A balance sheet is among essential financial statement that states the current position of the company. Information to construct a balance sheet just like an income statement is accessed from company ledger.
Factors to consider
Therefore, to make a balance sheet consider the following;
Acquiring financial data and balance sheet layout
Get the financial transactions from a ledger and classifying them into assets, liabilities, and owners’ equity. With assets representing all goods and services, a company owns and liability representing the debts. Importantly, in balance sheets, the total assets should equal the total liabilities and following accounting equation Assets= Liabilities +Owner’ Equity.
Choose a specific period
Balance sheets are usually created for a specific period of the year to showcase the company liabilities and assets. Therefore, chose a date your balance sheet is going to cover this can be quarterly period and more.
Design and Format of your balance sheet
At the top of your balance sheet should be a header labeled” Balance sheet, “then the name of the organization should follow and date on which your balance sheet applies.
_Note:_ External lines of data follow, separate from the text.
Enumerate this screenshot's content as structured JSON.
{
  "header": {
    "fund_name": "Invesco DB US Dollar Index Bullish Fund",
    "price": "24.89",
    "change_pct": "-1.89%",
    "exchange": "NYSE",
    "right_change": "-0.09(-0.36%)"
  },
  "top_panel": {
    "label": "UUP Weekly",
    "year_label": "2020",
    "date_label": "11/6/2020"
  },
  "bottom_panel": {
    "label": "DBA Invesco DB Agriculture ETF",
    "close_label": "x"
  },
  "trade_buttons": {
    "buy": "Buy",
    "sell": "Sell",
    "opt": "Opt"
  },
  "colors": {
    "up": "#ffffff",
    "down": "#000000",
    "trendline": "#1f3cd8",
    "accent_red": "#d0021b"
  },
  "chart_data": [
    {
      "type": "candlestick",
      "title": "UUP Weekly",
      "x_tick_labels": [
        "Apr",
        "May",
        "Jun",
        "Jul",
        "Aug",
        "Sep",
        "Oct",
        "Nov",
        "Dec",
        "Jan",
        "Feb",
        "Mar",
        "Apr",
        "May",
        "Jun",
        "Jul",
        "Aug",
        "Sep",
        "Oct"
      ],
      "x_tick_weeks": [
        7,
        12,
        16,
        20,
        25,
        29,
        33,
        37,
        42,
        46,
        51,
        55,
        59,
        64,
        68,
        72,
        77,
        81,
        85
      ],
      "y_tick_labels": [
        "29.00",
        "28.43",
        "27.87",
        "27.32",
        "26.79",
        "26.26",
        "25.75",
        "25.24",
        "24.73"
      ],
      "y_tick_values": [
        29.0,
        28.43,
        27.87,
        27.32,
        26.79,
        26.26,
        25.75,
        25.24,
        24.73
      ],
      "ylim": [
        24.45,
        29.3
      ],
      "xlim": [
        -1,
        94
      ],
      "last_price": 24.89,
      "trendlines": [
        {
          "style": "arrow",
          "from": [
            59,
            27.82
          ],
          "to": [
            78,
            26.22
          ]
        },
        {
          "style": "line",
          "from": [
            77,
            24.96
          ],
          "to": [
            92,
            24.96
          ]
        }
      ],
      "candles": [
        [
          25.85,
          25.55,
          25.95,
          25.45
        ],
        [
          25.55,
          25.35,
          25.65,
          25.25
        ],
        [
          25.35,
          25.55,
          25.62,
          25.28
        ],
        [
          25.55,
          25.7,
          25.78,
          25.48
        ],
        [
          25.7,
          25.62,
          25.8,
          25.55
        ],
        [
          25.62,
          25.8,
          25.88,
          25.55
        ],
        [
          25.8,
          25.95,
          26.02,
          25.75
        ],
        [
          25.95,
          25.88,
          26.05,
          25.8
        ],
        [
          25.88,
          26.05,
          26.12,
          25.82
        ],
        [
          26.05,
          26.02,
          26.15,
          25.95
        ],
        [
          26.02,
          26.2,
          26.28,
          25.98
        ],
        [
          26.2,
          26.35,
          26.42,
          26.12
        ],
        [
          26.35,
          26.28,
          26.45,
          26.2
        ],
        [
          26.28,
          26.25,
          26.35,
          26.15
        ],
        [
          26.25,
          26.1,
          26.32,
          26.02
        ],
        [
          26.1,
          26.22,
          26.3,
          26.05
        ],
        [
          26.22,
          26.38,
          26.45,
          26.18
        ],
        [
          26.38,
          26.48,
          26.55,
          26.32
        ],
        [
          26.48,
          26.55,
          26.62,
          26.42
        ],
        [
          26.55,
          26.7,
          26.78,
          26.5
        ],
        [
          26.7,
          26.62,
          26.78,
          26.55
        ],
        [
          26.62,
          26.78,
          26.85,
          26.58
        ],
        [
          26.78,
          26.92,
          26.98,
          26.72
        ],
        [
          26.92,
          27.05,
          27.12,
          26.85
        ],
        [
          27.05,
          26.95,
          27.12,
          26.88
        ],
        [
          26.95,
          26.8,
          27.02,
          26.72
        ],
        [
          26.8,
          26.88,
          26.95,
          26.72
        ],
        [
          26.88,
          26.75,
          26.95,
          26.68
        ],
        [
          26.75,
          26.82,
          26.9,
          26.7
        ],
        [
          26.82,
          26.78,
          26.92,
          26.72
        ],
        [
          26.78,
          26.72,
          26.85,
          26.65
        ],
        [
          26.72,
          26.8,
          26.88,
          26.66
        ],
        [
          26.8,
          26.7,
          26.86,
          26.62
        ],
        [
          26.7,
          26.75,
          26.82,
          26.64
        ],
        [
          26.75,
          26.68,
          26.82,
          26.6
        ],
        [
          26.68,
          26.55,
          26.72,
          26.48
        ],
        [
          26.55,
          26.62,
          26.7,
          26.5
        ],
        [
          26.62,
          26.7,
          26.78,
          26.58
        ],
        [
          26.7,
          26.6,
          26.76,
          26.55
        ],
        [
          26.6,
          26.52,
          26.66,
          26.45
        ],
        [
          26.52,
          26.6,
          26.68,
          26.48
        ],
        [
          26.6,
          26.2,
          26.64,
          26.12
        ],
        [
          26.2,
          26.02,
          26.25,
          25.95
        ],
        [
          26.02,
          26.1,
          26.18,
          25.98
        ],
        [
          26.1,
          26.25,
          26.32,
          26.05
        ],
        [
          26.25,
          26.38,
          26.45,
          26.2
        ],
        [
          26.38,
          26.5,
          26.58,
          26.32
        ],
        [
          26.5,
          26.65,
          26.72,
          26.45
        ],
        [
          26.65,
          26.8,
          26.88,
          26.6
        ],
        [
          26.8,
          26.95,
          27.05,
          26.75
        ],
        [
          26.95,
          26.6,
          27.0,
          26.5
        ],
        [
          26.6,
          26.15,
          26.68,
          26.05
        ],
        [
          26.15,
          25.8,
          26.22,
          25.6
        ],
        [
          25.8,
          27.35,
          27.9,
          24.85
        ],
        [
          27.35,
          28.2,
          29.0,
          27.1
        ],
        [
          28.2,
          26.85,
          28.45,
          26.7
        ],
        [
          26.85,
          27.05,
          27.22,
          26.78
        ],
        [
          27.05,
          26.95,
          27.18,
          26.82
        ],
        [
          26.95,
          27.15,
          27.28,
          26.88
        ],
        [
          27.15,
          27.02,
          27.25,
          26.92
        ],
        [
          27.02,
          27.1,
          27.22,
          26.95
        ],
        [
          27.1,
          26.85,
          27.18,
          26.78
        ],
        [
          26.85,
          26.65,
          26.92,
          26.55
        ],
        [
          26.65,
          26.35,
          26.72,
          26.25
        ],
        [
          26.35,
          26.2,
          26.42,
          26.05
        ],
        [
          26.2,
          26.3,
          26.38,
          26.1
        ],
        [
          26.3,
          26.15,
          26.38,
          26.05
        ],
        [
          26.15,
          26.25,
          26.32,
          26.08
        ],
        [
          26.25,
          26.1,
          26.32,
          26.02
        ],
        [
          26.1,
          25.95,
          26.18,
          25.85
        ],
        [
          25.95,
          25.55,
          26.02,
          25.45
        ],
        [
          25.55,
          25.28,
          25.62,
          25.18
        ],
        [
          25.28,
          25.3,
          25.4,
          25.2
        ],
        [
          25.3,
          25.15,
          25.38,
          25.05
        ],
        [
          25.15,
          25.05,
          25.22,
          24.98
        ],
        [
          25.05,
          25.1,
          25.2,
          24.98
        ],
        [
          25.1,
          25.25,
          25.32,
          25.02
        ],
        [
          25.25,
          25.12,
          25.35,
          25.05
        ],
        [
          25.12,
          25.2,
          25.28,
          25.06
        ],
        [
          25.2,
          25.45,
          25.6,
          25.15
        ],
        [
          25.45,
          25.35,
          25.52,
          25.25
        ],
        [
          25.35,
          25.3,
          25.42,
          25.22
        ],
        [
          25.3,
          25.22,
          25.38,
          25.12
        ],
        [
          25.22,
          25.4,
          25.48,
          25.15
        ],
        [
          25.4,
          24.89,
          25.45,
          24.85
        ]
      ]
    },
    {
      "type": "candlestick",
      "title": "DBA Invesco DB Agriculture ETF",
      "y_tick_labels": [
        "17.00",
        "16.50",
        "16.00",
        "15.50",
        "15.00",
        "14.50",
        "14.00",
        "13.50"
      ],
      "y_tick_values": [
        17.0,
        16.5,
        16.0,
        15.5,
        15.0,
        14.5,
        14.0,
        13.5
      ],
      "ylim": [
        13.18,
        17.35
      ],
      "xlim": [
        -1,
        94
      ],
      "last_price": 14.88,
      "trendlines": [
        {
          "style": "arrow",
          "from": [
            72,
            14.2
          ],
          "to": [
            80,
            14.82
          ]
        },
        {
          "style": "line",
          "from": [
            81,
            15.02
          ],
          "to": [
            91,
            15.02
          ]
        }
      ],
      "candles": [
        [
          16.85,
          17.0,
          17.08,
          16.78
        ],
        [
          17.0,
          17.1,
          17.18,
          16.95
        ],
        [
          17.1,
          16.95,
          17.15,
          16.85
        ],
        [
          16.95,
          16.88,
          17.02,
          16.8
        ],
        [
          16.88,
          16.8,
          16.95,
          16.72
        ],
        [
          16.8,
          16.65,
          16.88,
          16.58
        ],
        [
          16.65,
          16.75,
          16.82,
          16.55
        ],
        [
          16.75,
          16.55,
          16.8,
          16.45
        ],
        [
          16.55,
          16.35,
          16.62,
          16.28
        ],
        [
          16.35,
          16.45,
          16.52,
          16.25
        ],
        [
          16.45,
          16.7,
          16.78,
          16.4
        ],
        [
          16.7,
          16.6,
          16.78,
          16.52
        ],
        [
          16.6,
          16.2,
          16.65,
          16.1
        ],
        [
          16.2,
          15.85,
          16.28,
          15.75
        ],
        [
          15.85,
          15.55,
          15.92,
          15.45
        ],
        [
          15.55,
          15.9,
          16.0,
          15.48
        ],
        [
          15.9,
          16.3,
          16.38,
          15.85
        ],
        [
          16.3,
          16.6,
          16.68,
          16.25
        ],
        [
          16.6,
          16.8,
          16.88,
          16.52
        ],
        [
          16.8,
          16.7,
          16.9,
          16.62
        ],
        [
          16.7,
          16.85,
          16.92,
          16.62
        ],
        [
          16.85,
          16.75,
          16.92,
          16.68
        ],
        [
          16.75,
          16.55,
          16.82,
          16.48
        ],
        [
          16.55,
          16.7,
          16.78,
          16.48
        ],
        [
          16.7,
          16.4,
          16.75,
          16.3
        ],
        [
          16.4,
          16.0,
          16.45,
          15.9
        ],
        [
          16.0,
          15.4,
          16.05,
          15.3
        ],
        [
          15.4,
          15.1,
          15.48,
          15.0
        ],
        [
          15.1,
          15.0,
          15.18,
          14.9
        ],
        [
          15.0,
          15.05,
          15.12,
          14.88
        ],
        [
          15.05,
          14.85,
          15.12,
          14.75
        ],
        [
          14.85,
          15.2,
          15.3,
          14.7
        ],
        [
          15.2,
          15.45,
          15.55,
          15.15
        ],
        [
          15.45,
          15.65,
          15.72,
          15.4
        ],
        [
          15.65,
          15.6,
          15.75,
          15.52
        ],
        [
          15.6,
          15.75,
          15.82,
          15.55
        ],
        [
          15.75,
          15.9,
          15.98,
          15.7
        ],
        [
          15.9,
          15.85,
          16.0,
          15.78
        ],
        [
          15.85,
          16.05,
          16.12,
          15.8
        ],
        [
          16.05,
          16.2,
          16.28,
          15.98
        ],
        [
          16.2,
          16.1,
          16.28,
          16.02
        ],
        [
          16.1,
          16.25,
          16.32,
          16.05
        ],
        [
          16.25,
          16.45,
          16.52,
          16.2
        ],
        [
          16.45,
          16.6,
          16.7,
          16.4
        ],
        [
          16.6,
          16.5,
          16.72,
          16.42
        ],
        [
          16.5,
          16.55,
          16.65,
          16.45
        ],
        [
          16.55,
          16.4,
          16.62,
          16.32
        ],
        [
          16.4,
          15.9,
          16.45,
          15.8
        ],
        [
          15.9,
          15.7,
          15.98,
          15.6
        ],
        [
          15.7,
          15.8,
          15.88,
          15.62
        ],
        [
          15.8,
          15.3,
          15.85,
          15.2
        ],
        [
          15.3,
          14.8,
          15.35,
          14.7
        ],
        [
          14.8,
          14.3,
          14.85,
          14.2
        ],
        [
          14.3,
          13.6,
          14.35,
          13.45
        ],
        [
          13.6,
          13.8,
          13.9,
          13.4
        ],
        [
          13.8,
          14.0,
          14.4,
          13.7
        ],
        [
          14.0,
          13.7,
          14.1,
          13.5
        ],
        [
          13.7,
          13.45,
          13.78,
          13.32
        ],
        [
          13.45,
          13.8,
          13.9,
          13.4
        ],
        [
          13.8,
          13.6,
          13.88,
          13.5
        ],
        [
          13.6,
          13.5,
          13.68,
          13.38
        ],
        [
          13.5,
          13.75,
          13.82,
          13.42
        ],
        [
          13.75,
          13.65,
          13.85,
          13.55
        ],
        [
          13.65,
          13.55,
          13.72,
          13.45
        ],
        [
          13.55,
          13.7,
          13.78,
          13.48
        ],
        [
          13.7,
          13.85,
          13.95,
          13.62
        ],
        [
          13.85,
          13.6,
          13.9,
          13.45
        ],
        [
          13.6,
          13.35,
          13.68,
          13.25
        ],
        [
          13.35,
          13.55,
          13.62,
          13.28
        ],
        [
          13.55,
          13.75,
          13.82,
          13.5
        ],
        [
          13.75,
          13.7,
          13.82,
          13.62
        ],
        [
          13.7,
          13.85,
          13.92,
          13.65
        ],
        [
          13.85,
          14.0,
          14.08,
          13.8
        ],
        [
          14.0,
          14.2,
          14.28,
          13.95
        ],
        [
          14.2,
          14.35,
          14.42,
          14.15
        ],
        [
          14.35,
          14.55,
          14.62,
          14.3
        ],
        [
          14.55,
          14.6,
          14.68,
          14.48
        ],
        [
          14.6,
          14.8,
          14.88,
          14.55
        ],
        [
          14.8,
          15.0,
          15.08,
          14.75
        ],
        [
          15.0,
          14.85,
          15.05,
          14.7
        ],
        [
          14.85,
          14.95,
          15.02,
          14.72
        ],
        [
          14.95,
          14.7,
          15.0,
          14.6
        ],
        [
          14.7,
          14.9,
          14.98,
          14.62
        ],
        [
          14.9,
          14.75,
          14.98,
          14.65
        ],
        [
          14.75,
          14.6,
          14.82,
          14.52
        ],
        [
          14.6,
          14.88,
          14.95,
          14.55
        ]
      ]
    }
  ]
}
Commence with Assets section
All assets should be listed, and they should be indexed relative to them being quickly turned into cash. Therefore, current assets will begin since they can be converted easily within a short period. The non-current asset will follow next and usually consists of the business firm value of property, plant, and equipment. Intangible assets like patents and licenses will also be part of the non-current assets. Finally, add all your assets and record them next to the title Total assets.
Preparing the liabilities section
Begin with current liabilities, which are usually due within one year of the balance sheet, then calculate the long-term liabilities, which are debts that are unlikely to be settled within a year. Add your current liabilities with long term liabilities, and the total should be labeled as Total liabilities.
Calculating the Owner’s Equity
On calculating retained earnings, it’s advisable to begin with finding the ending balance of retained earnings from the previous period, add net income deduct dividends paid to investors the results will be retained earnings. To calculate the owner’s equity, accumulate all the contributed earnings, and retained earnings. Finally, to complete the section, add all the total liabilities and total owner’s equity. The total assets should be equal to total liabilities and full owners’ equity for the balance sheet to be deemed as the well prepared.
A balance sheet can be made using MS Excel’s built-in presets. For the separate fields for assets versus liabilities and equities and use summing function, to sum up, the totals in each area.
The total assets in your balance sheet should match the total assets in the company ledger.